Someone else answered and promised to ask A to look into this.

This took four hours.

Apple kindly offered me free accessories once we were done. Invalidated credentials Apple’s often lauded security has been evolutionary -- and often a series of “oops, we’ll fix that” moves. Unfortunately, this goes to show you that failing to follow basic security patterns (like, is this really your email address?) allowed another person to inadvertently compromise my security. When Apple “fixed” the problem, it still had an unvalidated credential it had grandfathered in.

This allowed me to compromise A’s security.
In this case, no one was malicious.

But I don’t want to deal with yet another email address. What Apple should have done was to treat everyone’s not-yet-validated Apple ID email addresses as suspect -- and made people validate them or change them to a validated address.
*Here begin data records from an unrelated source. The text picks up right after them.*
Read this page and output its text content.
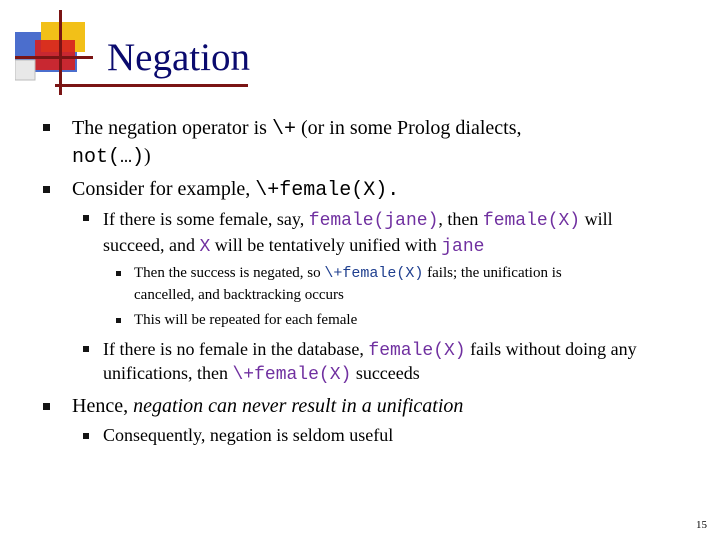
Negation
The negation operator is \+ (or in some Prolog dialects,
not(…))
Consider for example, \+female(X).
If there is some female, say, female(jane), then female(X) will
succeed, and X will be tentatively unified with jane
Then the success is negated, so \+female(X) fails; the unification is
cancelled, and backtracking occurs
This will be repeated for each female
If there is no female in the database, female(X) fails without doing any
unifications, then \+female(X) succeeds
Hence, negation can never result in a unification
Consequently, negation is seldom useful
15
An unvalidated credential is an unvalidated credential. Which brings us to the moral of our story: Validate credentials! (Also: Linux is easier to use than iOS, and Google is my preferred surveillance and security authority.) If a credential proves invalid, don’t simply change the process, invalidate the credential, and force it to be validated before it's used or even associated.

Failing to do this not only compromises the security of the person with the invalid credential but possibly the security of the person it belongs to as well.